Trivendra Singh Rawat, le ministre en chef de l’Uttarakhand, a mis en garde contre les inondations comme «une raison de construire un discours anti-développement».

«Je réitère l’engagement de notre gouvernement à développer les collines de l’Uttarakhand de manière durable, et nous ne négligerons aucun effort pour assurer la réalisation de cet objectif», M. Rawat a déclaré sur Twitter.

La cause exacte des dernières inondations n’était pas claire lundi soir, le gouvernement indien ayant déclaré qu’une équipe d’experts se rendrait sur le site pour enquêter. Ranjeet Rath, le chef de l’étude géologique de l’Inde, a déclaré information initiale a suggéré un «vêlage glaciaire à la plus haute altitude». Le vêlage consiste à briser des morceaux de glace du bord d’un glacier.

Les scientifiques qui étudient les images satellites avant et après les inondations ont déclaré que cela n’était probablement pas causé par l’éclatement d’un lac glaciaire, car aucun lac de ce type n’était visible sur les images.

Ils ont déclaré que la catastrophe avait probablement commencé par l’effondrement d’une pente rocheuse qui était devenue instable à la suite du dégel de la glace au cours des derniers étés, et qu’un tel glissement de terrain aurait pu briser une partie d’un glacier.

Une avalanche aurait pu endiguer temporairement la rivière, créant un lac qui s’est ensuite libéré, a déclaré Umesh K. Haritashya, un scientifique qui étudie les risques glaciaires à l’Université de Dayton dans l’Ohio.

Les avalanches génèrent également de la chaleur par frottement, qui peut faire fondre la glace qui se trouve sur son chemin ou se trouve dans les débris qui dégringolent.

« Fondamentalement, c’est un glissement de terrain composé d’une fraction de roche et d’une fraction de glace », a déclaré Dan Shugar |, géomorphologue à l’Université de Calgary en Alberta. «Une grande partie de la glace a fondu. Et cela aurait pu ramasser beaucoup plus. »

Le village de Raini se trouvait dans l’une des zones les plus durement touchées dimanche, où le projet hydroélectrique de 13 mégawatts de Rishiganga a été complètement emporté.

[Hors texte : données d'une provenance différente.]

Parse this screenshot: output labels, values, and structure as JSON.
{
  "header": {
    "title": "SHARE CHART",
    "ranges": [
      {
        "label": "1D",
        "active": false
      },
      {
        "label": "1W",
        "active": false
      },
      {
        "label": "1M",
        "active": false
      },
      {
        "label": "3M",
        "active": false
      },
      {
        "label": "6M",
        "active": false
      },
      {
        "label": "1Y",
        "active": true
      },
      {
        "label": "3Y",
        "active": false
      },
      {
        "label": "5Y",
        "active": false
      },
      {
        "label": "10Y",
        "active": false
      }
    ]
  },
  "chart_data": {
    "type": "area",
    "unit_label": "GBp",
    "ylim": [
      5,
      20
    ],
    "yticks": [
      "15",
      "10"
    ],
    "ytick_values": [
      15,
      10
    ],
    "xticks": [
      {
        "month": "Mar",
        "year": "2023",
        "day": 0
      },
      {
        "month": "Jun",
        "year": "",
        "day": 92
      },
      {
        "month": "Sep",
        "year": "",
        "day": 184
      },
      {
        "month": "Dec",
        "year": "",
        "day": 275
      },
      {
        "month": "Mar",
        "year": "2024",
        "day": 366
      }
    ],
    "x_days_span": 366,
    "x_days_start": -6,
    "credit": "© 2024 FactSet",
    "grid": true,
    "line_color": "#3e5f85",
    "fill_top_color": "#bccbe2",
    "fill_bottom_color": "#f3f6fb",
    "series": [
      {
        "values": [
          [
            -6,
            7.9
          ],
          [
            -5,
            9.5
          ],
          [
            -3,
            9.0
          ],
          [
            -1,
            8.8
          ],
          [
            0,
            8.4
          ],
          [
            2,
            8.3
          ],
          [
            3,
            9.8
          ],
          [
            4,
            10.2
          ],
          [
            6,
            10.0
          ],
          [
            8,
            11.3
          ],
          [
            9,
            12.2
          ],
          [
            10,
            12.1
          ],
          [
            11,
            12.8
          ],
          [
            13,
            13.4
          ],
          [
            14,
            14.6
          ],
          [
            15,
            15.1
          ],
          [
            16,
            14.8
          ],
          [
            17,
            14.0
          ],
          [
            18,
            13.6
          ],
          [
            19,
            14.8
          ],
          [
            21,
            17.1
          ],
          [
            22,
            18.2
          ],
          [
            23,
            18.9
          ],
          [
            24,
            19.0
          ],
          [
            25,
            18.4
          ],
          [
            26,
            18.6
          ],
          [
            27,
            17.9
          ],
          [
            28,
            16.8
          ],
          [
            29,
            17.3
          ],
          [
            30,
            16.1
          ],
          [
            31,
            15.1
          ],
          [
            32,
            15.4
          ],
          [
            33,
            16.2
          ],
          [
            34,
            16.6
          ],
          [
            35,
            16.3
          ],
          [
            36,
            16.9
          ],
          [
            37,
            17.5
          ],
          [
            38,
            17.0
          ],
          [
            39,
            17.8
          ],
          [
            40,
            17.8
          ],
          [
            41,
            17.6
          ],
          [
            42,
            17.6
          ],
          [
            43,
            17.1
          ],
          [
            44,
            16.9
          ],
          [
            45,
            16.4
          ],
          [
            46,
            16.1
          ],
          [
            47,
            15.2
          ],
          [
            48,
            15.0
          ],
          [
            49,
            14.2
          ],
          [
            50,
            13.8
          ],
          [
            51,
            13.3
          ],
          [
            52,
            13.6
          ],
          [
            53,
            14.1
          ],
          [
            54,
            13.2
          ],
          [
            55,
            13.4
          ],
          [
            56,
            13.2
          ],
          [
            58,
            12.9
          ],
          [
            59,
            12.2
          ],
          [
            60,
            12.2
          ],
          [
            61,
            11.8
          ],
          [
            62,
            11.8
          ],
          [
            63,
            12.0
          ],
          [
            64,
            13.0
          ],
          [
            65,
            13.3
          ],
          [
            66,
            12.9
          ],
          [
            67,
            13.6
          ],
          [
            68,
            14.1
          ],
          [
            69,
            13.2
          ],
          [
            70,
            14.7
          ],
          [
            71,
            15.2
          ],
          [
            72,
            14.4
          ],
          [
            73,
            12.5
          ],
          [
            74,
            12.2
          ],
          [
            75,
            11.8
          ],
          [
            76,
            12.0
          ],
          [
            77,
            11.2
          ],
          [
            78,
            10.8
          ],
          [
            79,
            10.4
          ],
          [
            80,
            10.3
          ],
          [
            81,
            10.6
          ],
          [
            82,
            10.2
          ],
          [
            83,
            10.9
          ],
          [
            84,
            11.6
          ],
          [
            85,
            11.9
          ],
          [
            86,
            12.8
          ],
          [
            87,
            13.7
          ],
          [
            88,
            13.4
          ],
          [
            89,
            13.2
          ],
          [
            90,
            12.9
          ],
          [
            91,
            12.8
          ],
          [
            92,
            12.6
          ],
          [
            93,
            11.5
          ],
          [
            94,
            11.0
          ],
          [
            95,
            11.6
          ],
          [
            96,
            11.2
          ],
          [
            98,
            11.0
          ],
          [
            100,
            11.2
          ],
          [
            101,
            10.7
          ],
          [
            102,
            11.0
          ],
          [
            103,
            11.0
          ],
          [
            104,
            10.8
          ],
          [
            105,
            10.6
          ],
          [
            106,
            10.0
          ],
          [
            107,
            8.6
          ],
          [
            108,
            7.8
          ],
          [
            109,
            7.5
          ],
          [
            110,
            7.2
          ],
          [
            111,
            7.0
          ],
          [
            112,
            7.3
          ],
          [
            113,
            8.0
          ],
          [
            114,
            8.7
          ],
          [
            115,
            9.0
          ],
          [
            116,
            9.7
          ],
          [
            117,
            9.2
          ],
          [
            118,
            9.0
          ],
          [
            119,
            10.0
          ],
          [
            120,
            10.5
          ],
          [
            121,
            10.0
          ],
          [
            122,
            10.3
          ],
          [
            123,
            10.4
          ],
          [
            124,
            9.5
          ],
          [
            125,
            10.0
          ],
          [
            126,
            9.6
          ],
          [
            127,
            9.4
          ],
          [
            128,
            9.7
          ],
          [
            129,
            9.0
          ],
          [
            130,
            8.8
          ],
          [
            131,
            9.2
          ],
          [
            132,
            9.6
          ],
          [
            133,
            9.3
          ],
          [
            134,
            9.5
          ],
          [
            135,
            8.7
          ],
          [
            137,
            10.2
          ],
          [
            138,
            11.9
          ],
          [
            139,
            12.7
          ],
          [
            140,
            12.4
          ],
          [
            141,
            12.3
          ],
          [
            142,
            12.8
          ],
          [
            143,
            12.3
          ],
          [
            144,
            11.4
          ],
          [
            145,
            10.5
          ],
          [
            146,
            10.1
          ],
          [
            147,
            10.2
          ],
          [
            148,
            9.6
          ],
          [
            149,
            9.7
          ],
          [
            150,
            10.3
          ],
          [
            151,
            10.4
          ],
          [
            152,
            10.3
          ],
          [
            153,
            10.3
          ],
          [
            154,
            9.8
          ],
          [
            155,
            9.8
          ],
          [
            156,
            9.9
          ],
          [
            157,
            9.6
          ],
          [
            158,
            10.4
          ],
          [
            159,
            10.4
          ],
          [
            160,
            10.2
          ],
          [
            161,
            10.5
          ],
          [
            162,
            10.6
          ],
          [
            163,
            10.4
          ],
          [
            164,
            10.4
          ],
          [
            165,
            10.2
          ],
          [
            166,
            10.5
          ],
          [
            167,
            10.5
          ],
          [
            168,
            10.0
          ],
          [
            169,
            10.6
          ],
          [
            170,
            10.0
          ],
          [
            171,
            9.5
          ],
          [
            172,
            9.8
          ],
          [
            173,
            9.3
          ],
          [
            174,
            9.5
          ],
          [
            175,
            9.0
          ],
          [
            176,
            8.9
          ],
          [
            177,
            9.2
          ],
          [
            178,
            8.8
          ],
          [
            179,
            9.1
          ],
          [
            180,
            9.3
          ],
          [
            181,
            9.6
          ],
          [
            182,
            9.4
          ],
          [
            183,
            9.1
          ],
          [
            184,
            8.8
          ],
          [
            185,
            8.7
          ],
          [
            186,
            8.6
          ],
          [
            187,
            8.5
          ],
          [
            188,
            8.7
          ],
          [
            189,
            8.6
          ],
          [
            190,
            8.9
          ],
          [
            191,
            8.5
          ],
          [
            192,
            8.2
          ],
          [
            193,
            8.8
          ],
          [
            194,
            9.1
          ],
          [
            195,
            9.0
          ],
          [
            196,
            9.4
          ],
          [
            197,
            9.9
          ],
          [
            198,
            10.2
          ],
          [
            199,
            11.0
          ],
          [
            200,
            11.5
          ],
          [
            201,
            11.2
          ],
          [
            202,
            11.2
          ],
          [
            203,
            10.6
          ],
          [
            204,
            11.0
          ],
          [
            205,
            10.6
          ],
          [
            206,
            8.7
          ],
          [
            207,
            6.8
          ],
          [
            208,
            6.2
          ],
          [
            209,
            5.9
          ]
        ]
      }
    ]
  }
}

Par la suite, environ 100 des 150 habitants du village ont passé la nuit en plein air.

«Nous n’avons pas dormi dans nos maisons de peur que plus d’eau ne vienne, que les roches puissent bouger, que quelque chose de plus dangereux puisse arriver», a déclaré M. Rana, le chef du village. «Nous avons pris notre litière dans la forêt, allumé des feux et passé la nuit d’une manière ou d’une autre.

La région a été le site d’une protestation environnementale bien connue contre la déforestation dans les années 1970. Les manifestants, dont un grand nombre étaient des femmes, étreignaient les arbres pour empêcher les bûcherons de les couper, dans un mouvement qui est devenu connu sous le nom de «chipko», ou étreinte.

M. Rana a déclaré que les résidents locaux avaient également organisé des manifestations contre la construction du projet électrique de Rishiganga, qui a commencé à produire de l’électricité l’année dernière, et qu’ils avaient même déposé des poursuites judiciaires, mais en vain. Ils craignaient que l’explosion de roches ne provoque des glissements de terrain mortels.

«Nous entendions des explosions et voyions les roches se déplacer», a-t-il déclaré. «Lorsque ce projet était en construction, la moitié de notre village a glissé. Nous avons demandé à être transférés d’ici à un autre endroit. Le gouvernement a dit qu’il le ferait, mais cela ne s’est jamais produit.

Bhadra Sharma a contribué au reportage de Katmandou, au Népal, et Henry Fountain d’Albuquerque.